И у Шумана, и у Шуберта были замечательные пропагандисты в лице Фуртвенглера, Энеску, сэра Адриана Боулта, Бейнума, Бернарда Хайтинка. Это все великие музыканты. Мне очень нравится, как русские дирижеры — мой дорогой друг Мравинский, которого уже нет, а из живых Рождественский — играют Чайковского: очень строго, очень сдержанно, но впечатление гораздо более сильное, чем у тех, кто рвет страсть в клочья. Хейфец, к его чести, играл Чайковского так, как играл бы Бетховена. Бетховена он не играл так, как играл Чайковского, — тоже к его чести, — но даже в самых величественных бетховенских вещах бьется живое человеческое чувство, которое не передашь игрой отстраненной, беспристрастной и холодной. Сегодня мы слышим и видим столько имитаций, столько подделок, что порой трудно отличить живой цветок от искусственного, и точно так же обстоит дело с музыкой. Конечно, если цветы простоят у нас несколько дней, мы скоро поймем, что они не настоящие — ведь они не вянут, однако и жизни в них нет, и мы начинаем тосковать о горьком запахе увядания.
Случись так, что мне вдруг когда-нибудь пришлось бы выбирать между карьерой скрипача и певца, я, может быть, еще совсем маленьким ребенком и предпочел бы пение. Моя великая любовь к голосу восходит к первым воспоминаниям детства, когда отец пел еврейские хасидские мелодии, и это очарование не рассеялось по сей день. То, что чуть позже мое воображение пленила скрипка и я отдал большую часть своей жизни ей, в какой-то мере оправдывает меня: ведь можно добиться, чтобы этот инструмент звучал как прекрасный человеческий голос и выражал те же чувства.

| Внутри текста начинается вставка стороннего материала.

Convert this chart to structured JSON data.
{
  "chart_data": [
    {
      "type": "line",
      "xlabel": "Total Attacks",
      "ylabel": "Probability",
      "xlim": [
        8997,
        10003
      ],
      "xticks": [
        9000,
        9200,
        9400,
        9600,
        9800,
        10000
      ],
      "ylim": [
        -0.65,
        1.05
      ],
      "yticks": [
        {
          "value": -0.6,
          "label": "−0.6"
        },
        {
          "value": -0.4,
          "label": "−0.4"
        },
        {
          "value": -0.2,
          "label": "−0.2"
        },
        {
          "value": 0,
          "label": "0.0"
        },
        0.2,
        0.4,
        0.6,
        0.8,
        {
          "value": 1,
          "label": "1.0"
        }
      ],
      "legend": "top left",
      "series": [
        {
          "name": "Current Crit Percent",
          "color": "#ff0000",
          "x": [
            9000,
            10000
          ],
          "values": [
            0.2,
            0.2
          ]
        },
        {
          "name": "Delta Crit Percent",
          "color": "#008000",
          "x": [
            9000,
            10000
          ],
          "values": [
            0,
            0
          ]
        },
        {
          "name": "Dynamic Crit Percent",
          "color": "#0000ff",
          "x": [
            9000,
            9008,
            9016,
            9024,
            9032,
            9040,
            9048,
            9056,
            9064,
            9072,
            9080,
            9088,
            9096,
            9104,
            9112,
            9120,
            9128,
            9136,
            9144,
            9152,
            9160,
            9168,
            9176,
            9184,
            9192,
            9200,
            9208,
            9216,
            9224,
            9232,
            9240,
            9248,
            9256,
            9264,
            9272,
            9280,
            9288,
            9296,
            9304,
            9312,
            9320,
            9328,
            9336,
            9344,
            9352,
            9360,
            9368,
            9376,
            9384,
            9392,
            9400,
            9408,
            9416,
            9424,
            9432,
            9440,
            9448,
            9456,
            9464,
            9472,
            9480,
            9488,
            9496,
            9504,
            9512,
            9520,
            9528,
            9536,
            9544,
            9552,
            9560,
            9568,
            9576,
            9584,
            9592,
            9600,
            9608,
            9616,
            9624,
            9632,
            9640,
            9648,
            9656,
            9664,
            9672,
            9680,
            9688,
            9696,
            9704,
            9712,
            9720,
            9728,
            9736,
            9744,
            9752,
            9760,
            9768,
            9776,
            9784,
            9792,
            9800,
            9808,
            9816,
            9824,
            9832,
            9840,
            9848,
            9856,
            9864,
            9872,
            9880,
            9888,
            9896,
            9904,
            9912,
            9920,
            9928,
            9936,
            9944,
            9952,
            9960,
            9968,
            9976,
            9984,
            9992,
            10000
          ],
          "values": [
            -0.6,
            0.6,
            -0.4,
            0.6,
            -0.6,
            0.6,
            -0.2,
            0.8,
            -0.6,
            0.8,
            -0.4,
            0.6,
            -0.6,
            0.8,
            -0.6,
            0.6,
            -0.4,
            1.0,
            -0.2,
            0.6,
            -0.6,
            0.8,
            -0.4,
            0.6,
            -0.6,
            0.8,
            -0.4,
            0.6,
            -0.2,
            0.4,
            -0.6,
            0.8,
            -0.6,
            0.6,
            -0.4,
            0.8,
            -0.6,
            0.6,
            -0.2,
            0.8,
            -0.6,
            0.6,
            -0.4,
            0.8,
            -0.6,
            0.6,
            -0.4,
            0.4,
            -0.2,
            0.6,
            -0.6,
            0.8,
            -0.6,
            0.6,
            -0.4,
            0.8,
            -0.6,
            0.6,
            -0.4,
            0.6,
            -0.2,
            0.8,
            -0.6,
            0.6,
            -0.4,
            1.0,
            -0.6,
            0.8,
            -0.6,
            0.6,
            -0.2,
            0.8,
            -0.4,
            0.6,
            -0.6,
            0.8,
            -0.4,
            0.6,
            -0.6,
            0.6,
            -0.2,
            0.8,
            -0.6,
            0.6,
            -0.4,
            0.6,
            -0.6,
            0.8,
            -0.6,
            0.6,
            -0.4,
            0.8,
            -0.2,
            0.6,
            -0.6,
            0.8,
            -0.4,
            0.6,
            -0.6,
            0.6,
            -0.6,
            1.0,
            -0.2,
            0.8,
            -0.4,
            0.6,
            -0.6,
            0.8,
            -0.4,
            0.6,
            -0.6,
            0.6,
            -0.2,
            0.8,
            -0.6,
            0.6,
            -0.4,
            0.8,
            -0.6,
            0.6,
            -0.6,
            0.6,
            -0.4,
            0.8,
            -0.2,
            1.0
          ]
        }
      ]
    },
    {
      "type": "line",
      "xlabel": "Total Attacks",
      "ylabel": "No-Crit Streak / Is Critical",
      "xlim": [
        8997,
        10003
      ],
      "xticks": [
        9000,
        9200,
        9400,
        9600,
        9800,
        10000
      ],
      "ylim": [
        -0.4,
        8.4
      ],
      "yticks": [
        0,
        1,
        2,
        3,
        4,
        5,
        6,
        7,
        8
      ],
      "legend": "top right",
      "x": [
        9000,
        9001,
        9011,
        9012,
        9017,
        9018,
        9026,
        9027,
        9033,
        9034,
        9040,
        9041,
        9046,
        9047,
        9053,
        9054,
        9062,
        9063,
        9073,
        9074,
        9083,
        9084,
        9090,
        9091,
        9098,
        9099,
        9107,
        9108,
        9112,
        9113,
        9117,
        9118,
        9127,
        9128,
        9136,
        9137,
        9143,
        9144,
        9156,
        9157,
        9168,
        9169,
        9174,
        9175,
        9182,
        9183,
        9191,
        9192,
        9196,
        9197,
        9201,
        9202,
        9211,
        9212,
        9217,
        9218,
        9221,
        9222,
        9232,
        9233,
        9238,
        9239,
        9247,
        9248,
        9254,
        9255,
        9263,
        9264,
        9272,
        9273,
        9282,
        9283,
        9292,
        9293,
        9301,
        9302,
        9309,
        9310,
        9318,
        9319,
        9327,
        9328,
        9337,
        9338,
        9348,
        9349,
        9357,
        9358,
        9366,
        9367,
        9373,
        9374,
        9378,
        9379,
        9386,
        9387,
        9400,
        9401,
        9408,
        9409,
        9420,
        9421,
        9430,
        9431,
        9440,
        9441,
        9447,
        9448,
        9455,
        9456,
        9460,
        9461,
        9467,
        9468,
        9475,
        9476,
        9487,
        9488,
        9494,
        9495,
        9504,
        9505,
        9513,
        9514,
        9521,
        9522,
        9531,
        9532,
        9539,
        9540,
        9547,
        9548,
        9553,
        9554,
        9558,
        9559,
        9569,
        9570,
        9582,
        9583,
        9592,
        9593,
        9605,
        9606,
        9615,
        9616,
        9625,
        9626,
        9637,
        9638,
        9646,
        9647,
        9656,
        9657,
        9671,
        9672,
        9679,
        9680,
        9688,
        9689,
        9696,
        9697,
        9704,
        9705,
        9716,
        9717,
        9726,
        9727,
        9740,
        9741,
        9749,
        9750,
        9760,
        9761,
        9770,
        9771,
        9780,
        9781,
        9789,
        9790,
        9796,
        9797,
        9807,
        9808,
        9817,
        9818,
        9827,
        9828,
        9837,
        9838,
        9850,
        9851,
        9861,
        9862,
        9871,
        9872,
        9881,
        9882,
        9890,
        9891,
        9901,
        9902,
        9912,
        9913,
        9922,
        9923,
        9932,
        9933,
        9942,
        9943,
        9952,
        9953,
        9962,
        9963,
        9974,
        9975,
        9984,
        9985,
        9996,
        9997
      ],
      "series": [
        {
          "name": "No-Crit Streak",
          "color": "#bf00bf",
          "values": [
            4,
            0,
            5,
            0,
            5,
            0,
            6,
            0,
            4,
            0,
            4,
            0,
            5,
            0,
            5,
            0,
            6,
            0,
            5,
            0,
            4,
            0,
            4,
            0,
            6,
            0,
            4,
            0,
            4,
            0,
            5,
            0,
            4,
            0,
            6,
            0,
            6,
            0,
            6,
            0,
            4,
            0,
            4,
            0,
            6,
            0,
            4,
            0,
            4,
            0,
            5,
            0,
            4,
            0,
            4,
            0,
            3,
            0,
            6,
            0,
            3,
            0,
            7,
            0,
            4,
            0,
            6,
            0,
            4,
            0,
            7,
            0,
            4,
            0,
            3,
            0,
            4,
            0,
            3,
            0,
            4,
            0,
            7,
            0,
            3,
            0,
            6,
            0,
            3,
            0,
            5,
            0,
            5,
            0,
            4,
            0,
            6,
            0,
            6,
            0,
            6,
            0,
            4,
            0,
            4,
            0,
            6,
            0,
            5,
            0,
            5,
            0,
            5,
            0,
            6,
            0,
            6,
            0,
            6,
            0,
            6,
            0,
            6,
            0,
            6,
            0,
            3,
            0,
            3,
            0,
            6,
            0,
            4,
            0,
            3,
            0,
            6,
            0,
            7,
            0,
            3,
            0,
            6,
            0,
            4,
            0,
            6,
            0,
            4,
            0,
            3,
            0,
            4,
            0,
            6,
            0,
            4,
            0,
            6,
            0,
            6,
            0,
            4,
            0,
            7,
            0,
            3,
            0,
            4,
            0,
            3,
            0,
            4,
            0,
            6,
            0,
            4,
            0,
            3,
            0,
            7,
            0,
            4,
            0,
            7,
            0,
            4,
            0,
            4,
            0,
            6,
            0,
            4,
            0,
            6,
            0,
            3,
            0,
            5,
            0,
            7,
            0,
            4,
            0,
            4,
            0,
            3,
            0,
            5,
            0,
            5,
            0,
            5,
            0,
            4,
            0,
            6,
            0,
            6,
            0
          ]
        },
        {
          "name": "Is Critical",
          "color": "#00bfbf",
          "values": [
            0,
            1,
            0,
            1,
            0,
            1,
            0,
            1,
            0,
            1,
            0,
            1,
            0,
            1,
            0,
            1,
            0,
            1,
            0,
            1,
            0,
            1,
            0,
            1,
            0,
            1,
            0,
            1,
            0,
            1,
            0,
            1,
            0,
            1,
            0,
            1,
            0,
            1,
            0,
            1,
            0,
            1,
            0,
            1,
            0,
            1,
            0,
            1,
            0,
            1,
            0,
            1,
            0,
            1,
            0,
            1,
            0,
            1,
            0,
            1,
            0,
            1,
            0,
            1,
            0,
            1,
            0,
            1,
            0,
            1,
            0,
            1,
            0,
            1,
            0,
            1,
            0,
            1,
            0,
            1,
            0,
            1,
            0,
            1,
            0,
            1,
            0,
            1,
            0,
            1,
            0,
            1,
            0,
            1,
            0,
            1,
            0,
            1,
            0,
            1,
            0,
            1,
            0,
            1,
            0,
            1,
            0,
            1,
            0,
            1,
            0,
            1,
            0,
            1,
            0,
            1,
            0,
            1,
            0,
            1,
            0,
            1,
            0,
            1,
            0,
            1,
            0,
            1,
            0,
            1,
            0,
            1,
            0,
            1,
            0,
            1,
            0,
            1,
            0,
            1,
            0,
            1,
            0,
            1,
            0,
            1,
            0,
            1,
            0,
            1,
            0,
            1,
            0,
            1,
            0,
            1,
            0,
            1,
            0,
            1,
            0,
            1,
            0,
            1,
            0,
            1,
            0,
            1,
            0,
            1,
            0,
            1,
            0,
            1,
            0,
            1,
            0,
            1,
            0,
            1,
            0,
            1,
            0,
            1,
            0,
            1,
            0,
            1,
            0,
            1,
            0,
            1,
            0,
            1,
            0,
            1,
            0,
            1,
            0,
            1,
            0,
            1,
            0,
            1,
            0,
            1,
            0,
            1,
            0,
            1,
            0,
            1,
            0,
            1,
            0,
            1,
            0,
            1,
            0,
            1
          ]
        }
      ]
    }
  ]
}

Я восхищаюсь певцами и люблю им аккомпанировать. Красивый голос, теплый и выразительный, дарит его обладателю особое обаяние. В свое время я несколько раз влюблялся в сопрано. Когда я в возрасте двенадцати лет в первый раз гастролировал по Соединенным Штатам Америки, я по уши влюбился в Элизабет Ретберг. Она оценила мое поклонение, хотя ей было тридцать. Следующие сопрано постепенно приближались к моему возрасту.
Первую в своей жизни оперу я слушал с нашим другом Сиднеем Эрманом, который отправил всю нашу семью в Париж, подарил мне собрание греческих мифов и научил играть в шахматы. Он повел меня слушать “Богему”, когда мне было восемь лет. Но только в 1932 году в Зальцбурге, когда мы с отцом утром, днем и вечером ходили слушать концерты и оперы, не пропуская ни единого исполнения, я начал понимать, что у Моцарта нет ни одной ноты, которая не выражала бы положение, жест, характер персонажа, слово — в основном итальянское. Моцарт умел менять настроение в музыке чуть ли не за доли секунды, как меняются интонации в разговоре — вопрос, ответ, возмущение, да все, что угодно. Таков был гений Моцарта: он передавал смену настроений и чувств максимально скупыми средствами, не прибегая к внешним эффектам. Он писал музыку, предназначенную для исполнения в салонах перед изысканной публикой, которую нельзя было шокировать. Она должна была понимать, что происходит в музыке — кого-то похитили, горит город, кто-то жестоко страдает, но драме надлежало выглядеть цивилизованно. Моцарт никогда не использовал страшные события так, как это слишком часто делают сейчас, показывая людям кровь, сцены убийства. У Моцарта жестокость сублимирована и превращена в произведение искусства, которое начинает жить своей собственной жизнью и является вполне самодостаточным, но от самого события отстранено.